Eco-Flow is a UCL based research initiative to develop agri-ecology specific modern, reproducible and scalable data pipelines.
Eco-Flow wants to do more than just build pipelines, we want to cultivate a healthy community of people who share similar research within agri-ecology who can help support each other with their research and analysis.
This community is centered around the pipelines developed by the Eco-Flow team. The pipelines developed will be requested by the community.
If you would like to join the community then please email ecoflowucl [at] gmail.com.
Or start a community discussion about a potential pipeline by creating a new issue on Eco-Flow/pipeline-discussions.
Chris is a senior bioinformatician on the project, with a background in omic technologies and pipeline development.
Professor Seirian Sumner is a leading researcher in ecology and genomics.
Fernando is a bioinoformatician on the project, with expertise in genomics and pipeline development.
Simon was a senior bioinformatician on the project, with a background in pipeline development and containerisation. He left in May 2024 to work at Genomics England as a bioinformatics engineer.
Professor Yannick Wurm is a data scientist expert on genome analysis and evolution.
All the Eco-Flow information can be found on our website: https://eco-flow.github.io.
We intend to develop novel, gold standard Nextflow pipelines for the agri-ecology field.
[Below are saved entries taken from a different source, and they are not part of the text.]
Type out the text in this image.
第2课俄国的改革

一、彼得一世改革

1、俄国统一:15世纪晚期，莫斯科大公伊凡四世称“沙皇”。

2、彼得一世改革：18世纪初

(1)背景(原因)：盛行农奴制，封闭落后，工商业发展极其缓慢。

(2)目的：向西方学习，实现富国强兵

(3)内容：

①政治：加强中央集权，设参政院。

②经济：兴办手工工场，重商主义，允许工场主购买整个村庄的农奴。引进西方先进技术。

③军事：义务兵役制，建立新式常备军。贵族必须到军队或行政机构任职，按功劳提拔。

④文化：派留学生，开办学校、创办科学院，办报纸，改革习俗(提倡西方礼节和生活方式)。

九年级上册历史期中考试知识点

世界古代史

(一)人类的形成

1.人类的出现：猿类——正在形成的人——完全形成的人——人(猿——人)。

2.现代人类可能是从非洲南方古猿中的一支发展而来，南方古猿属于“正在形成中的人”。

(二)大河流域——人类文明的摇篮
These pipelines will fully adhere to the nf-core community guidelines, have complete unit testing with nf-test and use containerised environments published to our quay.io space: quay.io/user/ecoflowucl.
The intention if for all our pipelines to be deployable in any environment (local, on-prem HPC or cloud) utilising either Docker or Singularity for containerisation.
At Eco-Flow we want to help make deploying large-scale bioinformatics pipelines as easy for you as possible which is why everything we produce is public. This includes the configuration files for specific on-premise HPCs. If you want to see if we have already configured Nextflow for you HPC then check out Eco-Flow/configs.
These are pipelines that have passed the initial development stage and are now ready for publication or release:
-
Eco-Flow/synteny - A pipeline that compares gene synteny between chromosome level genome assemblies. It takes genomes and gff (annotation) files and compares the macrosynteny using a variety of programs.
-
Eco-Flow/excon - A pipeline that runs gene family expansion and contraction analysis (via CAFE). This pipeline automates the analysis to run the basic steps in EXpansion and CONtraction of gene families, as well as running GO enrichment analysis on the output.
-
Eco-Flow/pollen-metabarcoding - A pipeline to process meta barcoding data and assign species and produce tables/figures appropriate for this analysis. Paper: https://besjournals.onlinelibrary.wiley.com/doi/10.1111/1365-2656.70126?af=R
Pipelines that are still in development but are already functional and close to be released:
-
Eco-Flow/nanoporemetabarcoding - A pipeline for processing - quality control, demultiplexing, and clustering - and annotate nanopore metabarcoding data. Annotation is performed at different taxonomic levels on the consensus sequences, using the BLASTnt database and taxonomizr.
-
nf-core/genomeqc - A pipeline to for the quality control of genome assemblies and their respective annotations using common tools such as Quast, BUSCO, AGAT, FCS-GX, etc. It also runs orthofinder for quick phylogeny, and it presents the results as a tree plot with the different statistics.
Pipelines that are still in early stages of development:
- nf-core/gwas - A pipeline to conduct genome-wide association studies (GWAS).